After a couple of low-key good but not great episodes, this was a truly outstanding episode! I'd put it up there with "Downloaded," "33," "Exodus, Part 2," "Crossroads, Part 2," "Collaborators," "Pegasus," and a few others as one of the landmark episodes of the series, and of television drama in general. (Spoilers follow.)
This episode reached the level of visual poetry. Both of the alternating storylines hit on all cylinders. Laura Roslin's exploration of the meaning of life and the possibility of an afterlife was completely engrossing. Her quiet talks with Emily, the other cancer patient, brought out emotional depth and a new side to the mysterious religious element of the series. The dream sequence on the boat along the river was serene, comforting and melancholic, all at the same time. It shows that there is hope, for all of them.

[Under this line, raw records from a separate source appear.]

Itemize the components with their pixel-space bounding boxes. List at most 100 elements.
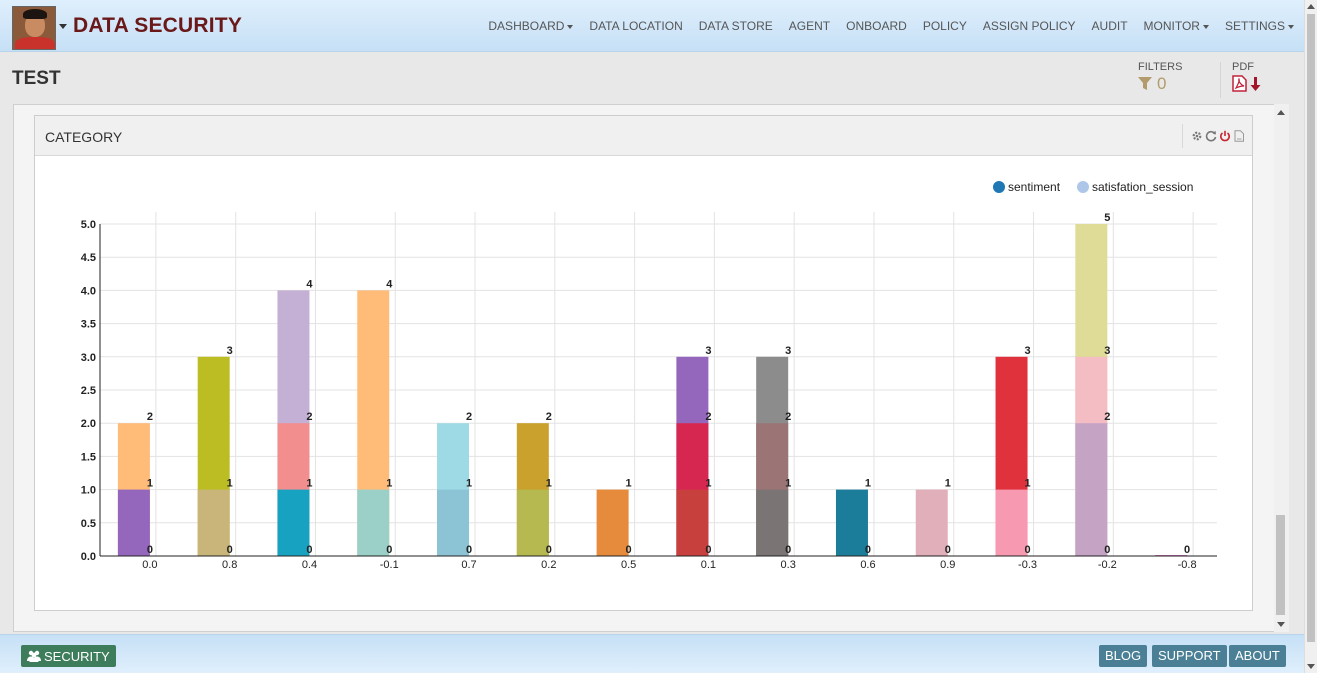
toolbar-divider: [1220, 62, 1221, 98]
x-tick-label: 0.9: [940, 559, 955, 571]
nav-audit[interactable]: AUDIT: [1091, 19, 1128, 33]
about-button[interactable]: ABOUT: [1229, 645, 1286, 667]
bar-segment[interactable]: [1075, 423, 1108, 556]
category-card: CATEGORY: [34, 115, 1253, 611]
support-button[interactable]: SUPPORT: [1152, 645, 1227, 667]
bar-segment[interactable]: [596, 489, 629, 556]
bar-segment[interactable]: [756, 489, 789, 556]
bar-value-label: 0: [1104, 544, 1110, 556]
y-tick-label: 1.0: [81, 485, 96, 497]
x-tick-label: -0.3: [1018, 559, 1037, 571]
legend-sentiment-label[interactable]: sentiment: [1008, 180, 1061, 194]
bar-value-label: 0: [227, 544, 233, 556]
bar-value-label: 1: [386, 478, 392, 490]
nav-settings[interactable]: SETTINGS: [1225, 19, 1294, 33]
legend-sentiment-swatch[interactable]: [993, 181, 1005, 193]
bar-value-label: 0: [386, 544, 392, 556]
security-button[interactable]: SECURITY: [21, 645, 116, 667]
brand-title: DATA SECURITY: [73, 14, 243, 37]
card-tools: [1182, 124, 1252, 148]
bar-value-label: 1: [147, 478, 153, 490]
window-scroll-down-icon[interactable]: [1307, 664, 1315, 669]
nav-policy[interactable]: POLICY: [922, 19, 967, 33]
bar-value-label: 3: [785, 345, 791, 357]
y-tick-label: 3.5: [81, 319, 96, 331]
nav-onboard[interactable]: ONBOARD: [846, 19, 907, 33]
nav-dashboard[interactable]: DASHBOARD: [488, 19, 573, 33]
bar-value-label: 0: [546, 544, 552, 556]
bar-value-label: 0: [147, 544, 153, 556]
gear-icon[interactable]: [1191, 130, 1203, 142]
legend-satisfation-session-label[interactable]: satisfation_session: [1092, 180, 1193, 194]
bar-value-label: 2: [466, 411, 472, 423]
window-scroll-thumb[interactable]: [1307, 14, 1315, 642]
scroll-up-icon[interactable]: [1277, 110, 1285, 115]
card-header: CATEGORY: [35, 116, 1252, 156]
bar-value-label: 1: [626, 478, 632, 490]
filters-control[interactable]: FILTERS 0: [1138, 61, 1182, 94]
footer-bar: SECURITY BLOG SUPPORT ABOUT: [0, 634, 1304, 673]
user-avatar[interactable]: [12, 6, 56, 50]
y-tick-label: 2.0: [81, 418, 96, 430]
x-tick-label: 0.2: [541, 559, 556, 571]
scroll-down-icon[interactable]: [1277, 622, 1285, 627]
bar-value-label: 5: [1104, 212, 1110, 224]
bar-segment[interactable]: [835, 489, 868, 556]
chart-bars: [117, 224, 1188, 556]
y-tick-label: 4.0: [81, 285, 96, 297]
window-scrollbar[interactable]: [1304, 0, 1317, 673]
bar-value-label: 4: [306, 278, 313, 290]
bar-value-label: 2: [147, 411, 153, 423]
bar-segment[interactable]: [676, 489, 709, 556]
bar-value-label: 3: [1024, 345, 1030, 357]
legend-satisfation-session-swatch[interactable]: [1077, 181, 1089, 193]
nav-assign-policy[interactable]: ASSIGN POLICY: [982, 19, 1076, 33]
security-button-label: SECURITY: [44, 648, 110, 664]
x-tick-label: 0.5: [621, 559, 636, 571]
pdf-file-icon[interactable]: [1232, 75, 1247, 92]
bar-segment[interactable]: [516, 489, 549, 556]
bar-segment[interactable]: [197, 489, 230, 556]
refresh-icon[interactable]: [1205, 130, 1217, 142]
bar-chart-svg: sentiment satisfation_session 0.0 0.5 1.0 1…: [81, 180, 1274, 571]
bar-segment[interactable]: [357, 489, 390, 556]
bar-value-label: 2: [705, 411, 711, 423]
chart-axes: 0.0 0.5 1.0 1.5 2.0 2.5 3.0 3.5 4.0 4.5 5.0 0.0 0.8 0…: [81, 219, 1217, 571]
nav-data-location[interactable]: DATA LOCATION: [589, 19, 683, 33]
bar-value-label: 3: [705, 345, 711, 357]
x-tick-label: -0.2: [1098, 559, 1117, 571]
nav-monitor[interactable]: MONITOR: [1144, 19, 1209, 33]
bar-value-label: 1: [1024, 478, 1030, 490]
bar-segment[interactable]: [437, 489, 470, 556]
bar-segment[interactable]: [117, 489, 150, 556]
bar-value-label: 0: [945, 544, 951, 556]
bar-value-label: 0: [306, 544, 312, 556]
panel-scrollbar[interactable]: [1274, 104, 1289, 632]
bar-segment[interactable]: [995, 489, 1028, 556]
bar-value-label: 4: [386, 278, 393, 290]
window-scroll-up-icon[interactable]: [1307, 4, 1315, 9]
x-tick-label: -0.1: [380, 559, 399, 571]
power-icon[interactable]: [1219, 130, 1231, 142]
bar-value-label: 0: [865, 544, 871, 556]
y-tick-label: 5.0: [81, 219, 96, 231]
page-title: TEST: [12, 68, 61, 89]
file-icon[interactable]: [1233, 130, 1245, 142]
bar-segment[interactable]: [277, 489, 310, 556]
download-arrow-icon[interactable]: [1250, 75, 1261, 92]
y-tick-label: 1.5: [81, 451, 96, 463]
bar-segment[interactable]: [915, 489, 948, 556]
blog-button[interactable]: BLOG: [1099, 645, 1148, 667]
pdf-label: PDF: [1232, 61, 1254, 73]
bar-value-label: 1: [466, 478, 472, 490]
scroll-thumb[interactable]: [1276, 515, 1285, 615]
bar-value-label: 2: [546, 411, 552, 423]
bar-value-label: 0: [1184, 544, 1190, 556]
nav-data-store[interactable]: DATA STORE: [698, 19, 773, 33]
nav-agent[interactable]: AGENT: [788, 19, 831, 33]
top-navbar: DATA SECURITY DASHBOARD DATA LOCATION DA…: [0, 0, 1304, 52]
bar-value-label: 1: [705, 478, 711, 490]
user-menu-caret-icon[interactable]: [59, 24, 67, 29]
bar-value-label: 2: [785, 411, 791, 423]
bar-value-label: 1: [945, 478, 951, 490]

Hope for happiness and hope for the return of loved ones past and present. At the same time, it signaled Laura Roslin's impending demise. But at least we know that she will end up in a more peaceful place than the Colonial fleet.
Emily had an interesting perspective on Baltar's religious sermons and his "Cylon god." She said that He isn't the Cylon god. He is the god of everyone. She said that the old Lords of Kobol seemed cartoonish and vindictive. Baltar is a flawed prophet and he may not even believe much of what he preaches. But Emily seemed to show that the question of the existence of the higher power is much, much bigger than the qualifications of an unworthy person like Gaius Baltar. Baltar may be similar to a sham television preacher while Emily shows that there is real substance to the faith, apart from undeserving leaders like Baltar.
The shootout on the Demetrius added pizazz early on while we got loads and loads of mythology development through the story of the expedition to the Cylon base ship. I liked Athena's speech to the other Sharon models, that they had to pick a side and stick to it, instead of being so wishy-washy and trying to cut and run. Then the Hybrid told Kara that she was the harbinger of death who would lead them to their end. Kara had ignored all of the other complaints that she was crazy, but the Hybrid's words shook her faith in herself.
The scene with the Number Six and Barolay was chilling. Six was acting on very human emotion, a burning desire for revenge. She reminded me a lot of Gina and her desire to go out in a blaze of glory. There's a definite suicidal/murderous streak in the Six line. Then Natalie made an enormous sacrifice, killing the other Six copy in order to maintain the truce between the humans and the rebel Cylons. Cold, very cold.
There were so many spine-tingling moments like that in this episode. I have to admit that a couple of the previous episodes this season didn't hit me like that. They had a moment or two like that and a good story, but they didn't jump out at me as mind-blowing stories. "Faith" does. This is exactly why I watch this series, for the intense conflict, the spiritual exploration, the tough moral choices during a time of war, and the continuing story line that has revealed strong character development beginning with the December 2003 miniseries and carrying on into 2008 and probably 2009. Amazing writing, directing and acting in this one. They really hit the ball out of the park this time!